Heat a wok or heavy skillet over high heat. When very hot, add 1 tablespoon oil. Add chicken and stir-fry until lightly browned, about 2 minutes. Remove from wok and set aside. Add remaining oil, garlic and ginger; stir-fry 30 seconds. Add broccoli and carrot; stir-fry 2 minutes. Add soy mixture and chicken, stir well, and cover. Lower heat to medium and simmer until vegetables are tender, about 3 minutes. Toss with linguine and serve.
6. Simple Syrup
Simple syrup is an essential ingredient in many cocktails, including mojitos and whiskey sours, and can also be used to sweeten iced tea and lemonade. You can take your at-home bartending to the next level by having some of this easy-to-make sweetener on hand. This recipe from Food & Wine keeps up to one month in the refrigerator.
- 1 cup water
- 1 cup sugar
Directions: In a small saucepan, bring sugar and water to a boil; simmer until the sugar is dissolved, 3 minutes. Remove from the heat and let cool completely
Who doesn’t love dessert? Even if baking isn’t your thing, it’s hard to go wrong with a no-fuss brownie. And if you’re cooking dinner for a special someone, you’ll impress more with a sweet treat you made yourself rather than something you picked up at the bakery. These cocoa brownies from Bon Appétit are simple to prepare and ready in under an hour.

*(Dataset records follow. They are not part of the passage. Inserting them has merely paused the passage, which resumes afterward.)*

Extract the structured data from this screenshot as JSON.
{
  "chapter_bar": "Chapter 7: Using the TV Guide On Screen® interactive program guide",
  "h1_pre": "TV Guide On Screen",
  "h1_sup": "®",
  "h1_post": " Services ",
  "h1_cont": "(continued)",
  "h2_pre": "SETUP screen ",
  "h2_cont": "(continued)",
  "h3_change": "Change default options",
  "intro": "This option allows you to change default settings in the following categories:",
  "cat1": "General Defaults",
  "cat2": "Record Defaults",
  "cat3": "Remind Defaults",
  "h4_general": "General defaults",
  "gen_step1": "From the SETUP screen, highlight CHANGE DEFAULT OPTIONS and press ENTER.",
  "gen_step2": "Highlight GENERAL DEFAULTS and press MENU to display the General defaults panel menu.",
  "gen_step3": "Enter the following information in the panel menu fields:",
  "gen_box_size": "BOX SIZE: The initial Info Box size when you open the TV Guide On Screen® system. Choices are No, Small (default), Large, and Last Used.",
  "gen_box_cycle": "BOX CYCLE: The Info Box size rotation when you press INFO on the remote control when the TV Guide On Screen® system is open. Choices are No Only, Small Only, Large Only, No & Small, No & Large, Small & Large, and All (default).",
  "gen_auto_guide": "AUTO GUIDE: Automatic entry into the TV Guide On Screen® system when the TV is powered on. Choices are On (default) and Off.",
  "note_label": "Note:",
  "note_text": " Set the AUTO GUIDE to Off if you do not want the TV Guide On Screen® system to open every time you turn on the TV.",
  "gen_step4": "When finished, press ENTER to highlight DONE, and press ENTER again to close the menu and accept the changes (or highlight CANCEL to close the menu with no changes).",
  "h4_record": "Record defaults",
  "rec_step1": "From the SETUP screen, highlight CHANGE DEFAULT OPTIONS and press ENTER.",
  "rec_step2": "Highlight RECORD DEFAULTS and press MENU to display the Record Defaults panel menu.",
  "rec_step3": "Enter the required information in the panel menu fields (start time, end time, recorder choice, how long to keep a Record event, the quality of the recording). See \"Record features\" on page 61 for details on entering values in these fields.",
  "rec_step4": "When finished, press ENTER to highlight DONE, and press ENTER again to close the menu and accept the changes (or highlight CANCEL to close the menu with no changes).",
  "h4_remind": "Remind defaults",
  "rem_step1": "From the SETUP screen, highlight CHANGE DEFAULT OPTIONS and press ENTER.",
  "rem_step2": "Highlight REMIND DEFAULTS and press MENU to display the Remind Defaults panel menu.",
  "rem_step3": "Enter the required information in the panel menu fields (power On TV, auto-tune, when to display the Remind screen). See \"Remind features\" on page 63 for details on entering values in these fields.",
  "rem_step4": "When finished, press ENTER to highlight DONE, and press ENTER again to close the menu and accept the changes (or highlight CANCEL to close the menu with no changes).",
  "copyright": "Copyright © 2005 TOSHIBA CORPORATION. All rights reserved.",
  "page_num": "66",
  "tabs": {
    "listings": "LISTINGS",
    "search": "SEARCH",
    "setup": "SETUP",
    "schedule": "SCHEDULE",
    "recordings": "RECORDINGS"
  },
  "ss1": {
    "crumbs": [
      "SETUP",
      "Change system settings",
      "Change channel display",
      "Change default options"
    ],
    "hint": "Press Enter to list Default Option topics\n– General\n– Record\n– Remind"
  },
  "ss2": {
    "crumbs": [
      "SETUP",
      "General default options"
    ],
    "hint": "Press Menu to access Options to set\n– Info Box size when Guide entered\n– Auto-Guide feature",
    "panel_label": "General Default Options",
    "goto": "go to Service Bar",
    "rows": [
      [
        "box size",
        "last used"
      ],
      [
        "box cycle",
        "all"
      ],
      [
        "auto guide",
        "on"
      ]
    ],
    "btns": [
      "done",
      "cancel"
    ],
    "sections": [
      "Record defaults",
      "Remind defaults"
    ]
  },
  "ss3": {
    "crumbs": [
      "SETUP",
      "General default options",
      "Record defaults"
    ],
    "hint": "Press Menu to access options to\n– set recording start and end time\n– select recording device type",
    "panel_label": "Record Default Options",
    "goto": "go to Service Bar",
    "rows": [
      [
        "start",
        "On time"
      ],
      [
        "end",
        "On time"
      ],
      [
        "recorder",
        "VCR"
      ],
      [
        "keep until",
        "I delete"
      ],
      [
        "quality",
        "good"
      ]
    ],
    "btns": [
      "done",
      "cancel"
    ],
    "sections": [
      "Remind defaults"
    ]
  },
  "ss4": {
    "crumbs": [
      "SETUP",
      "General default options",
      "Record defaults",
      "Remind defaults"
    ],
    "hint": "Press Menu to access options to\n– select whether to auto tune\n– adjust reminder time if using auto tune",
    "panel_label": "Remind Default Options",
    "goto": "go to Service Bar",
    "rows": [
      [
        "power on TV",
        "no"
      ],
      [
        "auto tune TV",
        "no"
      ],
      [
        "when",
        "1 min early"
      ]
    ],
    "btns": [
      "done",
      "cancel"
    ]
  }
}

- Nonstick vegetable oil spray
- ½ cup (1 stick) unsalted butter, cut into 1 inch pieces
- 1¼ cups sugar
- ¾ cup natural unsweetened cocoa powder
- ½ teaspoon kosher salt
- 1 teaspoon vanilla extract
- 2 large eggs
- ⅓ cup all-purpose flour
Directions: Preheat oven to 325 degrees Fahrenheit. Line an 8-by-8-by-2-inch glass baking dish with foil, pressing firmly into pan and leaving a 2-inch overhang. Coat foil with nonstick spray; set baking dish aside.
Melt butter in a small sauce pan over medium heat. Let cool slightly. Whisk sugar, cocoa, and salt in a medium bowl to combine. Pour butter in a steady stream into dry ingredients, whisking constantly to blend. Whisk in vanilla. Add eggs one at a time, beating vigorously to blend after each addition. Add flour and stir until just combined. Scrape batter into prepared pan; smooth top.
Bake until top begins to crack and a toothpick inserted into the center comes out with a few moist crumbs attached, 25 to 30 minutes.
Transfer pan to a wire rack; let cool completely in pan. Using foil overhang, lift brownie out of pan; transfer to a cutting board. Cut into 16 squares.